La maggioranza degli europei è contraria al riarmo

di Gianni Dragoni

I paesi della Nato, che si sono incontrati a Madrid per il varo del nuovo “Concetto strategico” con l’obiettivo di rafforzare le difese contro la Russia, sono pronti ad aumentare da 40.000 a più di 300.000 soldati le forze di pronto intervento in Europa, a inviare ulteriori armi all’Ucraina e confermano di voler alzare al 2% del Pil le spese militari. Ma questa politica, stando a un recente sondaggio condotto in dieci paesi europei da un centro studi di Bruxelles, “rivela uno scollamento sempre più marcato tra le posizioni assunte da molti governi europei e il sentimento dell’opinione pubblica”.

La maggioranza degli europei, tra cui italiani e francesi, è contraria all’aumento delle spese militari e vuole che la guerra finisca il più presto possibile, anche a costo di concessioni dell’Ucraina alla Russia. Questo dice il sondaggio condotto dallo European council on foreign relations (Ecfr), “il primo think-tank continentale” lo definisce Il Sole 24 Ore.

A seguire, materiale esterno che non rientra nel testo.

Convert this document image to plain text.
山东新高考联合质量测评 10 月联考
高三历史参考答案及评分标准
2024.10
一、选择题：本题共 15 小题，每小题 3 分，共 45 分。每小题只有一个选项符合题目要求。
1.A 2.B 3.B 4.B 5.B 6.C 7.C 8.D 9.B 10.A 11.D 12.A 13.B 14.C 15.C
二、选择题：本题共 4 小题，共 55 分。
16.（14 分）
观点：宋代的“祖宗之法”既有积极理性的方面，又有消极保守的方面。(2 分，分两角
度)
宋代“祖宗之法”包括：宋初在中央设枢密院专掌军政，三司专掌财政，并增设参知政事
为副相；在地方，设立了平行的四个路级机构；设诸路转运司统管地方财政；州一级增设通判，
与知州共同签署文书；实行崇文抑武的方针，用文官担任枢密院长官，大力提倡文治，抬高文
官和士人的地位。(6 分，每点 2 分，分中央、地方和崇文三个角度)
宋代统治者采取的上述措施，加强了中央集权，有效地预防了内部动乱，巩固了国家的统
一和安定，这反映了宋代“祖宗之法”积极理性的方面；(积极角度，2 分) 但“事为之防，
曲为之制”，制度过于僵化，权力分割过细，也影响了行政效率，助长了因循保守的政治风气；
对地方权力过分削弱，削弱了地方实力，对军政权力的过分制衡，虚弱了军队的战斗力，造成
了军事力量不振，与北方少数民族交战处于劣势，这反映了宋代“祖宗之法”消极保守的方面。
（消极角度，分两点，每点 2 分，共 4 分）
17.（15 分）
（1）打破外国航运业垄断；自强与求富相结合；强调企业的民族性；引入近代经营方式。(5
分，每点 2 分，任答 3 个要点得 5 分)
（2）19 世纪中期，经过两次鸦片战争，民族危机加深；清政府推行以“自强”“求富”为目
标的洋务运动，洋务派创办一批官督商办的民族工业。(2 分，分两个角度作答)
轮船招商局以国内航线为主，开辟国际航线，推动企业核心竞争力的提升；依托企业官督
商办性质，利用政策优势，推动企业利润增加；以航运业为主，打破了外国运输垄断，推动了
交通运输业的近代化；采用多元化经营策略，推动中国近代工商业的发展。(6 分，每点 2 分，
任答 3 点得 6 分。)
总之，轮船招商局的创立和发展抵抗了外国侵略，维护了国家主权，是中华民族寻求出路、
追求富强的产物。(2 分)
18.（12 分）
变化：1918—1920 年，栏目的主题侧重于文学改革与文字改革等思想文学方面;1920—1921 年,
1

Tra la fine di aprile e la metà di maggio, attraverso Datapraxis e Yougov, sono state intervistati 8.172 residenti in dieci paesi: Polonia e Romania in Europa centrale e quindi in prima linea, per tradizione scettici nei confronti della Russia; Francia, Germania e Italia, grandi Stati in passato definiti “Russlandverstehers”, ossia “paesi che comprendono la Russia”; Portogallo e Spagna, in passato meno coinvolti nella politica di Mosca; Finlandia e Svezia, che hanno presentato richiesta di adesione alla Nato; inoltre Gran Bretagna.

L’attendibilità dell’Ecfr è dimostrata anche da un sondaggio pubblicato il 9 febbraio scorso, con le seguenti conclusioni: “La maggioranza in Europa ritiene che nel 2022 la Russia invaderà l’Ucraina, e che al concretizzarsi di tale scenario l’Ue e la Nato dovrebbero sostenere Kiev”. Ciò che, purtroppo, è puntualmente accaduto dopo due settimane.

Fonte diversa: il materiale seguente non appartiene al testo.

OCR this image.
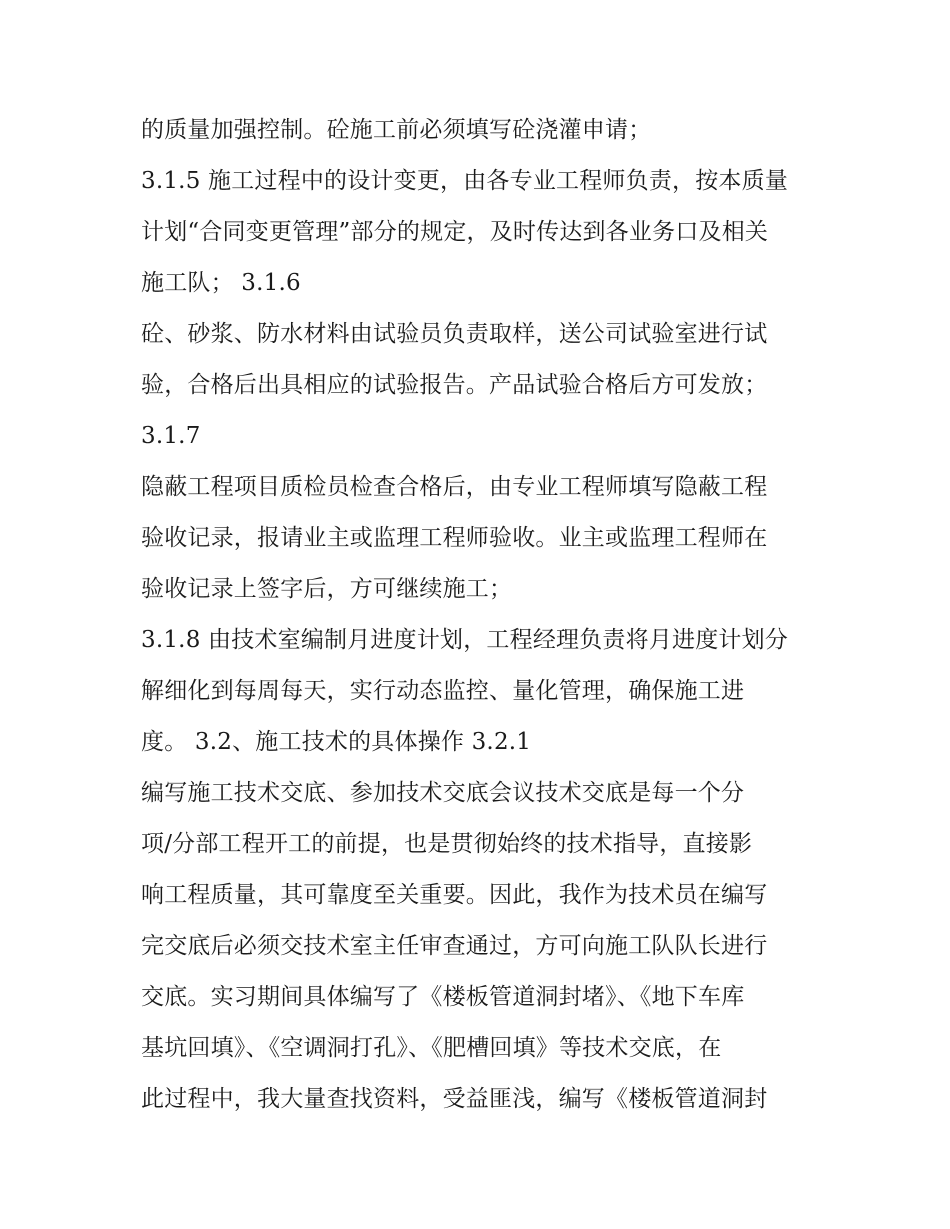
的质量加强控制。砼施工前必须填写砼浇灌申请；
3.1.5 施工过程中的设计变更，由各专业工程师负责，按本质量
计划“合同变更管理”部分的规定，及时传达到各业务口及相关
施工队； 3.1.6
砼、砂浆、防水材料由试验员负责取样，送公司试验室进行试
验，合格后出具相应的试验报告。产品试验合格后方可发放；
3.1.7
隐蔽工程项目质检员检查合格后，由专业工程师填写隐蔽工程
验收记录，报请业主或监理工程师验收。业主或监理工程师在
验收记录上签字后，方可继续施工；
3.1.8 由技术室编制月进度计划，工程经理负责将月进度计划分
解细化到每周每天，实行动态监控、量化管理，确保施工进
度。 3.2、施工技术的具体操作 3.2.1
编写施工技术交底、参加技术交底会议技术交底是每一个分
项/分部工程开工的前提，也是贯彻始终的技术指导，直接影
响工程质量，其可靠度至关重要。因此，我作为技术员在编写
完交底后必须交技术室主任审查通过，方可向施工队队长进行
交底。实习期间具体编写了《楼板管道洞封堵》、《地下车库
基坑回填》、《空调洞打孔》、《肥槽回填》等技术交底，在
此过程中，我大量查找资料，受益匪浅，编写《楼板管道洞封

“Pace contro giustizia”. Se la solidarietà all’Ucraina è fuori discussione, il sondaggio evidenzia una spaccatura tra due schieramenti. Da una parte coloro che vorrebbero mettere fine alla guerra il più rapidamente possibile (il 35% del totale), è il campo detto dei “pacifisti”. Dall’altra quanti vorrebbero che si continuasse la guerra fino alla sconfitta della Russia (il 22%), è il campo detto della “giustizia”, perché la sconfitta di Putin viene ritenuta la punizione per aver invaso l’Ucraina e l’unico modo per portare la pace. C’è un’elevata quota di indecisi, il 20%, il “resto” è il 23 per cento.

Italia e Germania prime per pacifisti. Dei sette paesi in cui c’è una netta maggioranza di “pacifisti”, l’Italia ha la percentuale più alta, il 52% degli interpellati vuole la pace al più presto, contro il 16% che preferisce si combatta fino alla sconfitta della Russia. Gli italiani indecisi sono l’8 per cento. La Germania è il secondo paese per numero di pacifisti (49% contro 19%, indecisi 14%). Seguono Romania (42% contro 23%), Francia (41% contro 20%), Svezia (38% contro 22%). Nitida la prevalenza dei pacifisti anche in Spagna e Portogallo.

In Finlandia e Gran Bretagna c’è equilibrio, con i “pacifisti” in vantaggio di un solo punto e molti indecisi: in Finlandia 26% pacifisti contro 25%, in Gran Bretagna 22% contro 21 per cento. Solo in Polonia è più numeroso il gruppo di chi vuole continuare la guerra fino alla sconfitta della Russia (41% contro 15% pacifisti, 25% indecisi).

Inflazione ed energia. Nelle conclusioni l’Ecfr osserva che gli europei in maggio hanno cominciato a preoccuparsi per il costo delle sanzioni economiche e la minaccia di un’escalation nucleare, “molto più consapevoli delle conseguenze economiche e sociali di una guerra di logoramento a livello mondiale: aumento dell’inflazione, crisi energetica e alimentare”.

La spesa per le armi. Un altro dato significativo è che la maggioranza degli elettori europei _ in sei dei dieci paesi interpellati _ è contraria all’aumento delle spese militari. Anche qui l’Italia è il paese con il maggior numero di colombe, 63% di contrari contro il 14% di favorevoli. Seguono Portogallo (45% contro 21%), Spagna (51% contro 23%), Gran Bretagna (36% contro 25%), Francia (39% contro 31%) e Romania (36% contro 31%). I governi dei paesi Nato però vanno nella direzione opposta. L’intenzione del governo Draghi è di alzare le spese militari dall’1,5% al 2% del Pil entro il 2027, questo comporterebbe una maggior spesa tra i 10 e i 12 miliardi di euro all’anno. Dovrà essere il Parlamento a pronunciarsi.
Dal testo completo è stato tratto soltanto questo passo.